In this example we are going to use machine learning to automatically sort marbles by color. We only have RGB values from a light sensor as our raw data. The data was taken from nine different types of marbles using a sampling rate of 20 milliseconds while rotating each marbles.

Our task is to set up a machine learning workflow. Let’s have a short overview on the basic steps of machine learning. We will see that there is no magic behind it. The overall workflow is:

The overall workflow has been taken as an iterative process. The scikit-learn package provides the relevant algorithms and other tools.

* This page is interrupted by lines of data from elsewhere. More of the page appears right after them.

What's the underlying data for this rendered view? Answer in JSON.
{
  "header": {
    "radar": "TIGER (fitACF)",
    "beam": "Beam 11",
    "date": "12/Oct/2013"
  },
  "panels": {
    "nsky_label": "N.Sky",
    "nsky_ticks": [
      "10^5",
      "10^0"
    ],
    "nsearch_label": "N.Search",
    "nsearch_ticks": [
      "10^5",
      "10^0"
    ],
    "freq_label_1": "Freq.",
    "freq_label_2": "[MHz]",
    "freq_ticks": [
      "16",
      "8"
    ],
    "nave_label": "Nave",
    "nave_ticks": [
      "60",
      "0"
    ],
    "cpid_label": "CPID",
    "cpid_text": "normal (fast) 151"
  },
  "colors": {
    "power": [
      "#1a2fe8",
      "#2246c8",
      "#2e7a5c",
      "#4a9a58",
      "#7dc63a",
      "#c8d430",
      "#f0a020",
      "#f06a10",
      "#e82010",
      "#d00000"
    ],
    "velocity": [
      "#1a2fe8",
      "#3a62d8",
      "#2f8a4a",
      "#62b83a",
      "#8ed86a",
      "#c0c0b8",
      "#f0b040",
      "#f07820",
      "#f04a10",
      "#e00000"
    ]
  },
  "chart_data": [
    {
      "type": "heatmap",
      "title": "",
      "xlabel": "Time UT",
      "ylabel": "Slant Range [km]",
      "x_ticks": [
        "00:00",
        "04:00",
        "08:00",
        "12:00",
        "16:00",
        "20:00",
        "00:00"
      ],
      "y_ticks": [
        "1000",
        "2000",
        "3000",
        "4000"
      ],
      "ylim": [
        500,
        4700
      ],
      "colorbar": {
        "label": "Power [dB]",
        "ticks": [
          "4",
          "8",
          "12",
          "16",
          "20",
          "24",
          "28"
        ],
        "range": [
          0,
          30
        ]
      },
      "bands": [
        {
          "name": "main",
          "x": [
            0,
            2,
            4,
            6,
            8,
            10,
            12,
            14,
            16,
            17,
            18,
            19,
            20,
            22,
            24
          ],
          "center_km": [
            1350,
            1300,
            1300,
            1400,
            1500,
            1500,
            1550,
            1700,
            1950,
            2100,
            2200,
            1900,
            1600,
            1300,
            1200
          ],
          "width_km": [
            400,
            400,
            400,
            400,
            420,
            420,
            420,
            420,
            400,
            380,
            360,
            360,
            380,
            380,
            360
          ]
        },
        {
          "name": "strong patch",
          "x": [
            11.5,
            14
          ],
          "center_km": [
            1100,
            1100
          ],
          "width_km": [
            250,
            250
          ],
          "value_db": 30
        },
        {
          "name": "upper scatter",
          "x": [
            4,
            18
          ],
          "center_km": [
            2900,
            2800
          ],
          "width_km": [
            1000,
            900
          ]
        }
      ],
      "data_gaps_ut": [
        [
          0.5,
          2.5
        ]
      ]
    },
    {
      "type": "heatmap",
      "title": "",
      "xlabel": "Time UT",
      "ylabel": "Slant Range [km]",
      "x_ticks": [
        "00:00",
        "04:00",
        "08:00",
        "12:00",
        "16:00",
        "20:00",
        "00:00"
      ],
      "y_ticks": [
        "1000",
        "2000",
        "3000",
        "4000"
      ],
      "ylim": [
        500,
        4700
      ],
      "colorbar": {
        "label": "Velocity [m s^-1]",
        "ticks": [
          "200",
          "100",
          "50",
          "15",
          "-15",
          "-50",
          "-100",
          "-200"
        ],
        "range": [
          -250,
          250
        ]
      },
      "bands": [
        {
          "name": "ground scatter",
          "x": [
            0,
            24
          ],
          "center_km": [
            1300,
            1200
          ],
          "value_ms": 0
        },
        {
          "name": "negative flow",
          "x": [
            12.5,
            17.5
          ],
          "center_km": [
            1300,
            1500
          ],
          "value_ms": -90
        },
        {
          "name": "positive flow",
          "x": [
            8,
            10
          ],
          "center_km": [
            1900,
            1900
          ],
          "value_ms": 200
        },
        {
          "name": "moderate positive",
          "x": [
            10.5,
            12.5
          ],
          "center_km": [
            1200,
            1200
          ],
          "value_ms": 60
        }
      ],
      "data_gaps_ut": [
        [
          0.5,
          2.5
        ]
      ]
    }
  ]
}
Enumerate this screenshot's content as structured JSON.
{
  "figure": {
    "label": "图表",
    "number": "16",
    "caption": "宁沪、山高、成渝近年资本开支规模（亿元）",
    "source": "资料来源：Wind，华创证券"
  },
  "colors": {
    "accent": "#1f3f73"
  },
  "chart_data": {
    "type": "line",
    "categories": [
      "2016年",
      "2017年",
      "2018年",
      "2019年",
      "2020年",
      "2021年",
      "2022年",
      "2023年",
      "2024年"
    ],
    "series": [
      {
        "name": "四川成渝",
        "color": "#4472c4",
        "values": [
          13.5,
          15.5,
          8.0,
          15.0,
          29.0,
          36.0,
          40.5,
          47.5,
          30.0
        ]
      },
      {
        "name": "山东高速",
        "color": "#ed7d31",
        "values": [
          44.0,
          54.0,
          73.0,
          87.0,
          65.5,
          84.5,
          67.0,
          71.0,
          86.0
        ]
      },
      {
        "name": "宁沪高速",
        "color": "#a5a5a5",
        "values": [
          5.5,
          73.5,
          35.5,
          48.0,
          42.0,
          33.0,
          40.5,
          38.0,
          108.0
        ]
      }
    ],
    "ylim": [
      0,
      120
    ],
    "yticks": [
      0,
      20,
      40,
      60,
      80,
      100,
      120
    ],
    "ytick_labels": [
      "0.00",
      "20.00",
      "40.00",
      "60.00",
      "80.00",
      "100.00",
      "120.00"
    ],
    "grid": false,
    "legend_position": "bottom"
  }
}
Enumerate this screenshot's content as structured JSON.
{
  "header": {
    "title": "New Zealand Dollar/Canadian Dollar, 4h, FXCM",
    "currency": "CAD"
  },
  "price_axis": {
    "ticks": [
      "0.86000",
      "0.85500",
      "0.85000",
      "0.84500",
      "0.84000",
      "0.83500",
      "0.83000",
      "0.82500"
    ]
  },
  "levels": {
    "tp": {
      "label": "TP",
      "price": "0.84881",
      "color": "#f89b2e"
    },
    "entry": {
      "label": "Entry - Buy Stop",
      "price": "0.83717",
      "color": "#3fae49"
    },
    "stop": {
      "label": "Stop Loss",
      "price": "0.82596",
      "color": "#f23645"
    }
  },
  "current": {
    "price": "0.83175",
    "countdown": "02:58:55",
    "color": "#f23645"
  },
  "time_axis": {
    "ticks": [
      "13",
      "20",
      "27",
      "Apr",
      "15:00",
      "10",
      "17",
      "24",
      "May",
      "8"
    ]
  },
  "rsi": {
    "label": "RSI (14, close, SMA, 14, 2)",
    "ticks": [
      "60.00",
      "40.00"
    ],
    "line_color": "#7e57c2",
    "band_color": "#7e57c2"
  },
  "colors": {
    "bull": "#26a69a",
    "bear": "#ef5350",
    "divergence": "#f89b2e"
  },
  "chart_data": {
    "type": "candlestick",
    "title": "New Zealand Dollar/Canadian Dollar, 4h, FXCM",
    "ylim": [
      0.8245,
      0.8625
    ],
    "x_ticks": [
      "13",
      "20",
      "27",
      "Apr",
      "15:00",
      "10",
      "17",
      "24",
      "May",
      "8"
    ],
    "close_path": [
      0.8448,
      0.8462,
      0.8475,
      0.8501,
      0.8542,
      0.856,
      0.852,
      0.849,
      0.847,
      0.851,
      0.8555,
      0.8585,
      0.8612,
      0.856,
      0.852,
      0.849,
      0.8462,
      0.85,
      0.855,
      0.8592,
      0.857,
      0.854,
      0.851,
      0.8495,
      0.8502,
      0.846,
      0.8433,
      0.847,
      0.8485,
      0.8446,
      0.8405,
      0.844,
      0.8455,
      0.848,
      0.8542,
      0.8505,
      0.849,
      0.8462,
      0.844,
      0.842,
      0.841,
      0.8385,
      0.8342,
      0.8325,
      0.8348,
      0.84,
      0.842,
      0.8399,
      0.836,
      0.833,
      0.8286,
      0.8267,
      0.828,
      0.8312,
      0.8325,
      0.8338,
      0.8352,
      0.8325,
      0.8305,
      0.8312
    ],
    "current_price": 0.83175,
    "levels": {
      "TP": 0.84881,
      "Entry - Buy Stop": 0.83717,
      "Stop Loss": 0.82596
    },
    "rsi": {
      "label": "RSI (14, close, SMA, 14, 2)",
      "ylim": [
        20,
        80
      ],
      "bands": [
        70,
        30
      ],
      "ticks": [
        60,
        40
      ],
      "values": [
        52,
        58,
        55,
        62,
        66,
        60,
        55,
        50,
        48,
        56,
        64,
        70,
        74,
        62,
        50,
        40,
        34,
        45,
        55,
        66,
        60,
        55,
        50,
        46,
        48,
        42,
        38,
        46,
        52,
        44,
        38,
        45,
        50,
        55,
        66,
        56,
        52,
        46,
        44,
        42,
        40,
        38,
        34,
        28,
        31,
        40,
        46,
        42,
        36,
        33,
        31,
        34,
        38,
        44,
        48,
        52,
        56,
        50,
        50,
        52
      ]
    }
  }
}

Let’s dig into the data!!!

Data Import and Preparation

The data preparation steps can take most of the time of the full workflow: In real world data, information is often missing, sanity checks have to be performed, data sets have to be joined from different sources and much more.

This function will help us to import the raw data - a list of tuples with color values ([(R,G,B),(R,G,B),(R,G,B)...]) for each type.

In [4]:
def parse_lines(lines):
    """ Parse strings of marble data"""
    lines = lines[2:-2]
    rows = [d.split(', ') for d in lines.split('), (')]
    data = [[int(v.replace(')][(', '')) for v in r] for r in rows]
    return pd.DataFrame(data)[[0, 1, 2]]

We import the raw data and create a list dfs containing a pandas.DataFrame for each file.

In [5]:
data = []

files = [
    'blue-white-glass.data',
    'cyan-glass.data',
    'glass-blue.data',
    'glass-green.data',
    'glass-red.data',
    'glass-yellow.data',
    'planet-black-blue.data',
    'planet-green.data',
    'planet-ocean.data',
]

dfs = []

for i, fname in enumerate(files):
    print(f'Load data {i}: {fname}')

    with zipfile.ZipFile(f'../.assets/data/marbles/{fname}.zip', 'r') as zipf:
        with zipf.open(f'{fname}', 'r') as infile:
            content = infile.readlines()[0].decode()
            dfs.append(parse_lines(content))
Load data 0: blue-white-glass.data
Load data 1: cyan-glass.data
Load data 2: glass-blue.data
Load data 3: glass-green.data
Load data 4: glass-red.data
Load data 5: glass-yellow.data
Load data 6: planet-black-blue.data
Load data 7: planet-green.data
Load data 8: planet-ocean.data

So far, we have a numerical index and no column names. Here we set the column names.

In [6]:
for df in dfs:
    df.columns=['R','G','B']

We define a color code that we know what we will talk about and can use in plots accordingly.

In [7]:
plt.figure(figsize=(18,2))
for i in range(9):
    plt.scatter([i],[1],s=5000)
plt.xticks(np.linspace(0,8,9))
plt.yticks([])
plt.show()
In [8]:
display(Image('../.assets/data/marbles/Murmeln.png'))